Spokane Riverkeepers

Spokane Riverkeepers

 

By Rob Chase

 

I had always meant to show up for one of those Spokane Riverkeeper cleanups but something always got in the way. I finally did it last Saturday.

 

That is because I have always appreciated the Spokane River since my earliest memories. My first memory of the river was when I was 3. We were visiting my Grandmother in Spokane and my parents took us to the long gone Natatorium Park across from Bloomsday’s “Doomsday Hill” (Pettit Drive). I rode the “Jack Rabbit” Roller Coaster and could see white ducks swimming on the nearby sparkling river. I fished and tubed the river in the following years and the Hamm’s Beer Song, “From the Land of Sky Blue Waters” always popped into my head as I watched the Spokane wind its way from the mountains through forests and plains to join the mighty Columbia River on its course to the Pacific.

 

Many of us have jogged, skated, and bicycled the Centennial Trail that follows the river. As far as I know I am the only person who ever swam the Centennial Trail. One year in the mid 1990’s there was a flood that covered the trail at Horse Slaughter Camp, just west of State Line. There was just enough water over the Trail to swim and my fingertips just touched the asphalt below me for about ten yards. Fortunately it was a beautiful spring day and my jogging clothes dried out quickly. I am not bragging about being the only person I have met to swim the Centennial Trail, just saying.

 

We river lovers met at Mission Park just downstream from Avista Utilities, and I was the person only not wearing a Covid 19 Mask. Masks don’t do any good outside, especially in the hot sunshine of a summer day. I didn’t want to wreck the comradery, so I kept my silence. I pretty much suspected all my fellow Riverkeepers would be ‘Green’ or Democrat Party members, but the care of our river is one thing they are spot on about. We have a social contract to take care of nature if we are going to assert that we republicans are conservationists too. Now libertarians may see a grimacing Ayn Rand in their mind’s eye, accusing us of being too altruistic, but I would counter that with the libertarian principle of voluntarism as a solution. No one made our cleanup crew come to the river to pick up trash consisting of lots of pretty yucky stuff.

 

In around 90 minutes I managed to clean up around 30 yards of shoreline and filled two hefty bags with that yucky stuff.
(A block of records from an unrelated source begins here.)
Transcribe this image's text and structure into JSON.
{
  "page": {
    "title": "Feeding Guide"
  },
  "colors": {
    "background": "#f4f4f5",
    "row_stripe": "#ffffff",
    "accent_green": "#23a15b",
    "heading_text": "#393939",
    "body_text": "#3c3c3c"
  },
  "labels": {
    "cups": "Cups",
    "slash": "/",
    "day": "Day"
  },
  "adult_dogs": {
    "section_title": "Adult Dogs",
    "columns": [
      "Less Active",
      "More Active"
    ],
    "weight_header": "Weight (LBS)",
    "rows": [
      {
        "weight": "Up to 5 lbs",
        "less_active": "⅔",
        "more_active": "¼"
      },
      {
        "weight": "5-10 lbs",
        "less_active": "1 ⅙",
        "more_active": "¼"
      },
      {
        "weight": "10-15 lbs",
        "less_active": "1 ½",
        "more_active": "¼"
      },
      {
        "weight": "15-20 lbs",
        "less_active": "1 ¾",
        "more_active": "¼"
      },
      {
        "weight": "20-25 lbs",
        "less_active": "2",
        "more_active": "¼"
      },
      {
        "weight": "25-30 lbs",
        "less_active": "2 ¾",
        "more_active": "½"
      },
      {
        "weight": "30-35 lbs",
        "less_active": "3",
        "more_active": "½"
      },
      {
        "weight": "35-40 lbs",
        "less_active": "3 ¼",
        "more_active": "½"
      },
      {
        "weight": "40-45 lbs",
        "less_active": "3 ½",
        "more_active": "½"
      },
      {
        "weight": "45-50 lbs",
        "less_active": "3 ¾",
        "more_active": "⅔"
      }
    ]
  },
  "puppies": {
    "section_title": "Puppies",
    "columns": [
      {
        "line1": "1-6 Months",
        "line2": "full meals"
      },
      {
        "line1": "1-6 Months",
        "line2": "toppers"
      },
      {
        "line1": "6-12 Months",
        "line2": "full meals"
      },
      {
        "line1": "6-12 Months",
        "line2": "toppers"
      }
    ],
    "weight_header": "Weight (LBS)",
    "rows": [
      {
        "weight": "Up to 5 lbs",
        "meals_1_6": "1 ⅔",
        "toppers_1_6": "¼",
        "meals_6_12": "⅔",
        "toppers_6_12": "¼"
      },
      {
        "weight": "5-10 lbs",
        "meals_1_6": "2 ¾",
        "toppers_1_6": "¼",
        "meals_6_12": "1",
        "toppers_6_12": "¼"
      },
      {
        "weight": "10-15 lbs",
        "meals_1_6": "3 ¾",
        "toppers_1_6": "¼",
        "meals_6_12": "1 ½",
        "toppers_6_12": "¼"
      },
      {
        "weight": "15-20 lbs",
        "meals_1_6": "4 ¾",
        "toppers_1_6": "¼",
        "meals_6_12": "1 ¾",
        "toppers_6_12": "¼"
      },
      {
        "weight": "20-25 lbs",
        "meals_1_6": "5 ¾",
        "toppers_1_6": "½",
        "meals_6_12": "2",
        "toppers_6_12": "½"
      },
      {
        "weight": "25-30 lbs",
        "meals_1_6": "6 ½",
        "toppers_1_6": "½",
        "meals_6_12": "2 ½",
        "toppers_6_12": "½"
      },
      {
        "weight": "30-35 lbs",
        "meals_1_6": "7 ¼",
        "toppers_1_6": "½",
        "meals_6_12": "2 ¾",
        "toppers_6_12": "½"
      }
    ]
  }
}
I felt a lot better about this little contribution to the environment, than if I had spent the Saturday afternoon on Facebook trading insults.

 

This cleanup is important, not only to our aquatic finny fellow creatures, who have trouble reproducing and surviving in the human castoff garbage, but a cleaner pristine river is a good tourist attraction which helps local businesses land us more bread and butter jobs.

 

I remember a few years ago we Spokane County GOP Republicans were brainstorming on how to project a positive outreach to “We the People.” Someone came up with, “Let’s all get matching T-Shirts and march in the Lilac Parade!” Brilliant? No. Instead, we should have joined together and done something positive and useful, like joining with RiverKeeper and cleaning up our river. We could have assailed the trash along the Spokane River with our fellow Americans, like we assaulted Normandy together long ago.

 

I enjoy the give and take of politics most of the time, but I love common cause political efforts best of all. I am semi-retired now and I have the time to join my new friends at Spokane RiverKeeper. There are more cleanups scheduled this summer, and I hope I am not the only conservative doing something effective about conservation. Join us if you are able.